Thursday, 4 December 2014

Business

Rearrangement

3:22 pm

Photo of Rachel SiewertRachel Siewert (WA, Australian Greens) Share this | Hansard source

I sincerely withdraw the comment I made about Senator Brandis, the Attorney-General, being the senior law person of this country.

Then, finally, someone obviously spoke to him and said, 'You'd better get things moving and actually do your job and start answering the questions.' So he begrudgingly started answering the odd question now and again. That cost this chamber hours, because he was refusing to do his job.

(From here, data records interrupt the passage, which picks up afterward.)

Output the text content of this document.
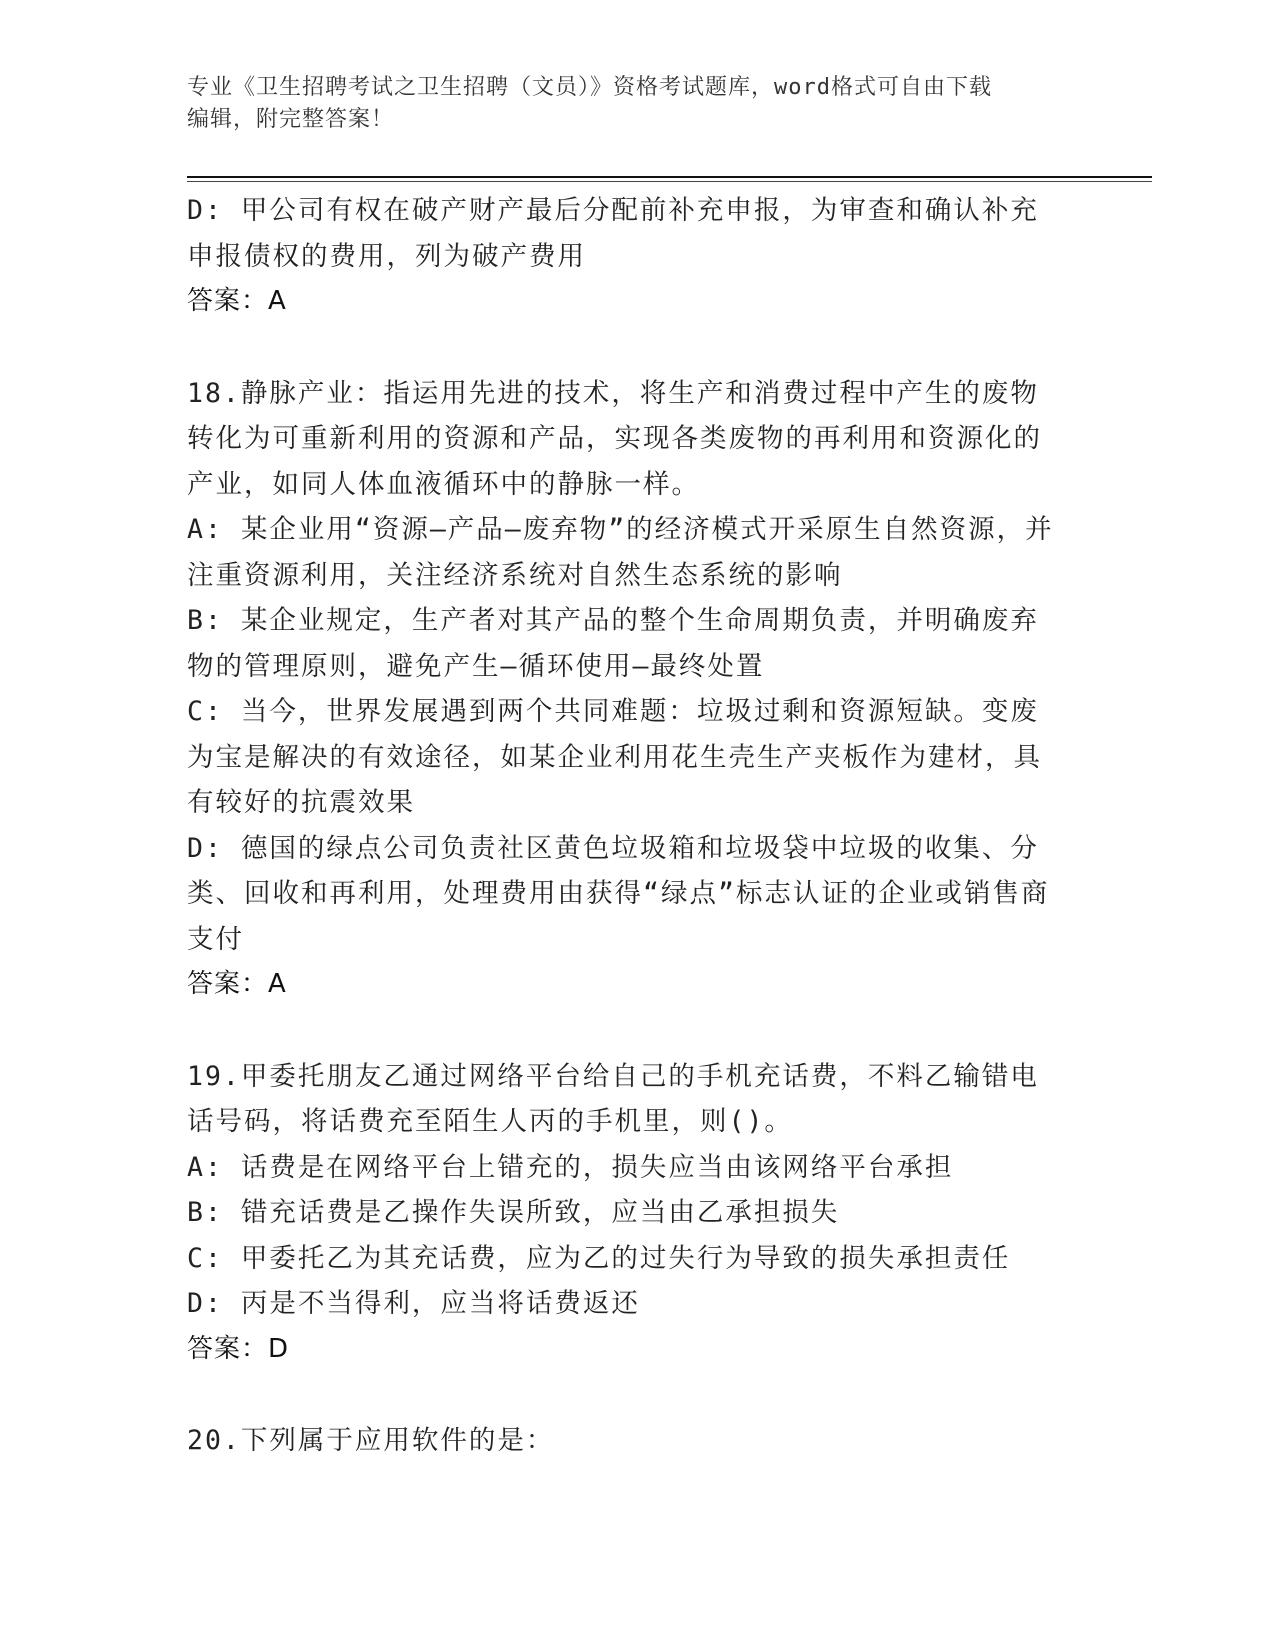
专业《卫生招聘考试之卫生招聘（文员）》资格考试题库，word格式可自由下载
编辑，附完整答案！

D: 甲公司有权在破产财产最后分配前补充申报，为审查和确认补充申报债权的费用，列为破产费用

答案：A

18.静脉产业：指运用先进的技术，将生产和消费过程中产生的废物转化为可重新利用的资源和产品，实现各类废物的再利用和资源化的产业，如同人体血液循环中的静脉一样。

A: 某企业用“资源—产品—废弃物”的经济模式开采原生自然资源，并注重资源利用，关注经济系统对自然生态系统的影响

B: 某企业规定，生产者对其产品的整个生命周期负责，并明确废弃物的管理原则，避免产生—循环使用—最终处置

C: 当今，世界发展遇到两个共同难题：垃圾过剩和资源短缺。变废为宝是解决的有效途径，如某企业利用花生壳生产夹板作为建材，具有较好的抗震效果

D: 德国的绿点公司负责社区黄色垃圾箱和垃圾袋中垃圾的收集、分类、回收和再利用，处理费用由获得“绿点”标志认证的企业或销售商支付

答案：A

19.甲委托朋友乙通过网络平台给自己的手机充话费，不料乙输错电话号码，将话费充至陌生人丙的手机里，则()。

A: 话费是在网络平台上错充的，损失应当由该网络平台承担

B: 错充话费是乙操作失误所致，应当由乙承担损失

C: 甲委托乙为其充话费，应为乙的过失行为导致的损失承担责任

D: 丙是不当得利，应当将话费返还

答案：D

20.下列属于应用软件的是：
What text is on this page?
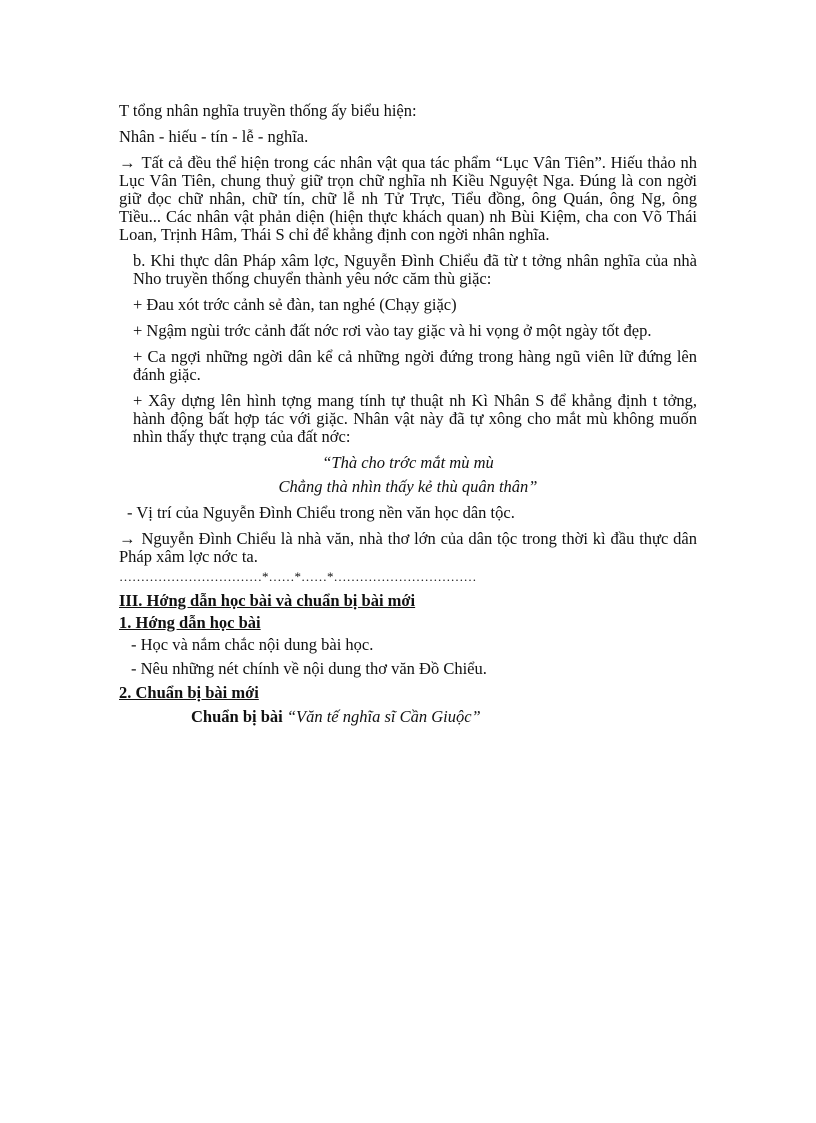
T tổng nhân nghĩa truyền thống ấy biểu hiện:

Nhân - hiếu - tín - lễ - nghĩa.

→ Tất cả đều thể hiện trong các nhân vật qua tác phẩm “Lục Vân Tiên”. Hiếu thảo nh Lục Vân Tiên, chung thuỷ giữ trọn chữ nghĩa nh Kiều Nguyệt Nga. Đúng là con ngời giữ đọc chữ nhân, chữ tín, chữ lễ nh Tử Trực, Tiểu đồng, ông Quán, ông Ng, ông Tiều... Các nhân vật phản diện (hiện thực khách quan) nh Bùi Kiệm, cha con Võ Thái Loan, Trịnh Hâm, Thái S chỉ để khẳng định con ngời nhân nghĩa.

b. Khi thực dân Pháp xâm lợc, Nguyễn Đình Chiểu đã từ t tởng nhân nghĩa của nhà Nho truyền thống chuyển thành yêu nớc căm thù giặc:

+ Đau xót trớc cảnh sẻ đàn, tan nghé (Chạy giặc)

+ Ngậm ngùi trớc cảnh đất nớc rơi vào tay giặc và hi vọng ở một ngày tốt đẹp.

+ Ca ngợi những ngời dân kể cả những ngời đứng trong hàng ngũ viên lữ đứng lên đánh giặc.

+ Xây dựng lên hình tợng mang tính tự thuật nh Kì Nhân S để khẳng định t tởng, hành động bất hợp tác với giặc. Nhân vật này đã tự xông cho mắt mù không muốn nhìn thấy thực trạng của đất nớc:

“Thà cho trớc mắt mù mù

Chẳng thà nhìn thấy kẻ thù quân thân”

- Vị trí của Nguyễn Đình Chiểu trong nền văn học dân tộc.

→ Nguyễn Đình Chiểu là nhà văn, nhà thơ lớn của dân tộc trong thời kì đầu thực dân Pháp xâm lợc nớc ta.

……………………………*……*……*……………………………

III. Hớng dẫn học bài và chuẩn bị bài mới

1. Hớng dẫn học bài

- Học và nắm chắc nội dung bài học.

- Nêu những nét chính về nội dung thơ văn Đồ Chiểu.

2. Chuẩn bị bài mới

Chuẩn bị bài “Văn tế nghĩa sĩ Cần Giuộc”
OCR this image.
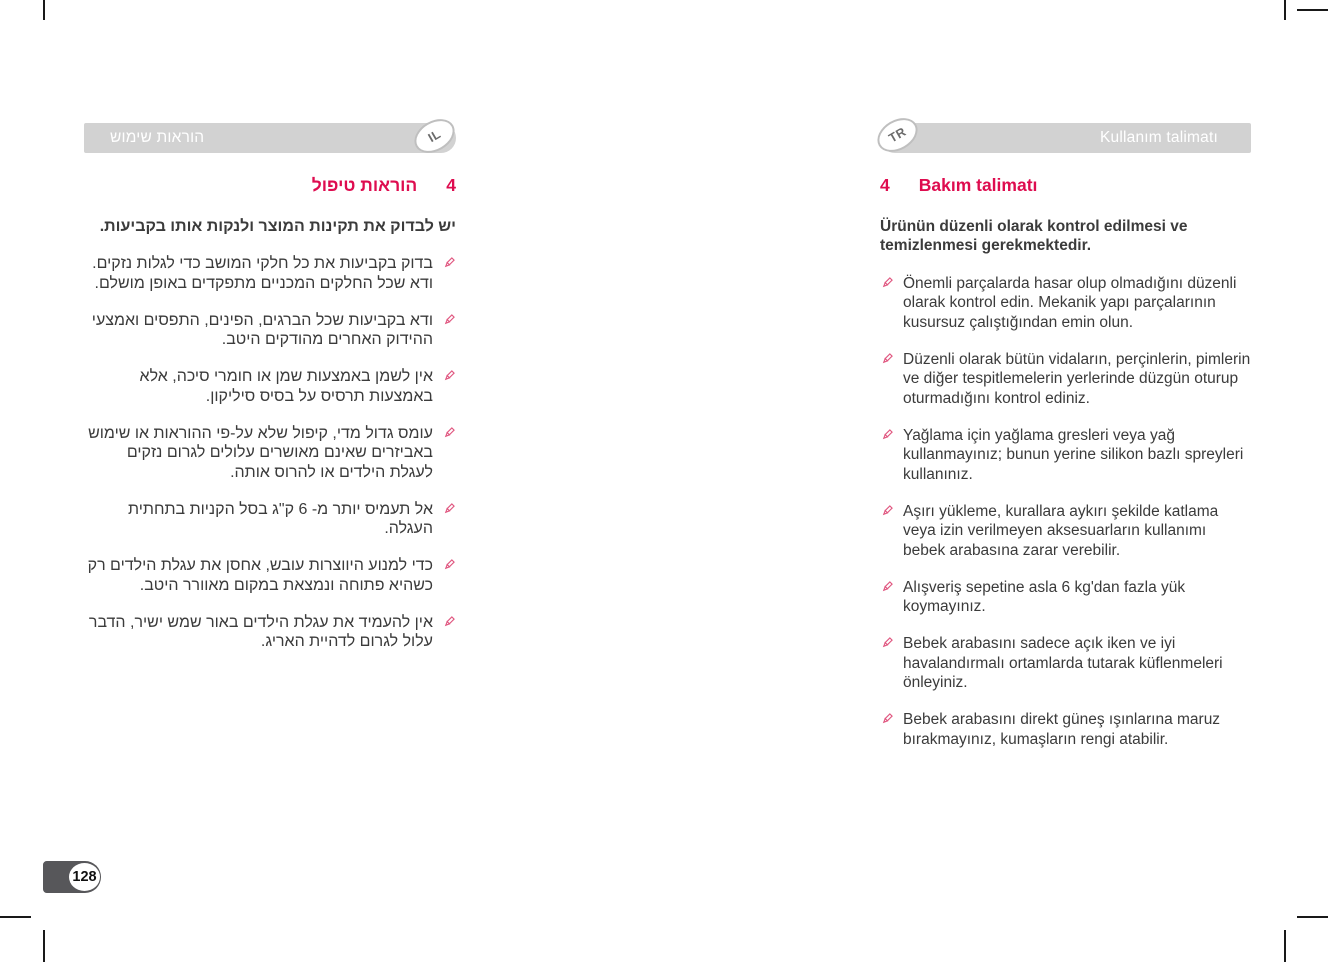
הוראות שימוש	IL	Kullanım talimatı
TR
4
הוראות טיפול

יש לבדוק את תקינות המוצר ולנקות אותו בקביעות.

בדוק בקביעות את כל חלקי המושב כדי לגלות נזקים. ודא שכל החלקים המכניים מתפקדים באופן מושלם.
ודא בקביעות שכל הברגים, הפינים, התפסים ואמצעי ההידוק האחרים מהודקים היטב.
אין לשמן באמצעות שמן או חומרי סיכה, אלא באמצעות תרסיס על בסיס סיליקון.
עומס גדול מדי, קיפול שלא על-פי ההוראות או שימוש באביזרים שאינם מאושרים עלולים לגרום נזקים לעגלת הילדים או להרוס אותה.
אל תעמיס יותר מ- 6 ק"ג בסל הקניות בתחתית העגלה.
כדי למנוע היווצרות עובש, אחסן את עגלת הילדים רק כשהיא פתוחה ונמצאת במקום מאוורר היטב.
אין להעמיד את עגלת הילדים באור שמש ישיר, הדבר עלול לגרום לדהיית האריג.
4 Bakım talimatı

Ürünün düzenli olarak kontrol edilmesi ve temizlenmesi gerekmektedir.

Önemli parçalarda hasar olup olmadığını düzenli olarak kontrol edin. Mekanik yapı parçalarının kusursuz çalıştığından emin olun.
Düzenli olarak bütün vidaların, perçinlerin, pimlerin ve diğer tespitlemelerin yerlerinde düzgün oturup oturmadığını kontrol ediniz.
Yağlama için yağlama gresleri veya yağ kullanmayınız; bunun yerine silikon bazlı spreyleri kullanınız.
Aşırı yükleme, kurallara aykırı şekilde katlama veya izin verilmeyen aksesuarların kullanımı bebek arabasına zarar verebilir.
Alışveriş sepetine asla 6 kg'dan fazla yük koymayınız.
Bebek arabasını sadece açık iken ve iyi havalandırmalı ortamlarda tutarak küflenmeleri önleyiniz.
Bebek arabasını direkt güneş ışınlarına maruz bırakmayınız, kumaşların rengi atabilir.
128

Then, of course, we lost more time when we, rightly, censured the Minister for Defence for saying that ASC could not build a canoe, which was a totally ridiculous comment to make. What did the government expect—that we would just suck it up when such accusations were being chucked around? Then, of course, on FoFA, they deliberately filibustered the debate for half a day when we tried to very sensibly address a huge flaw in that legislation. That was another day lost. Now they come in here and say that we should give up more time—because they now think that maybe they have the numbers. They have been re-counting, re-counting and re-counting, putting people on their speakers' list and putting their legislation on and off the agenda. First it is top of the list; then it is down the list. Really, do not come in here and expect us, at two minutes before going-home time, to be willing to discuss hours.

At the beginning of the week, we finally had a leaders and whips meeting—finally. The list of what they wanted to discuss was as long as your arm. Then some form of agreement was reached on what was going to be on the list. Then we got the hours motion with more bills stacked back on. Maybe that was because they thought they had the numbers then, whereas they did not think they had the numbers earlier in the week. Now that very important list of bills—there were seven in the previous motion—has just one bill on it. There is now only one urgent bill. This is not good management.

We do not believe that we should be sitting here to debate this bill because the government think they may have the numbers. What happens a bit later when they do not have the numbers? That was obviously what happened yesterday, when you started adding people to the speaking list because you did not have the numbers at that time. Therefore, you started stacking it up, wasting Senate time when there was other work that could have been done. The non-controversial bills could have been discussed. Because you did not manage it well enough, we still have not got through all of those so-called non-controversial bills. For example, with the adoption bill—though I do not think it is non-controversial—we were willing to debate it at that point because we were trying to help manage the chamber. That is a bad piece of legislation. The other legislation is bad legislation. You know it. You have not got the numbers to deal with it. We will not be supporting the suspension.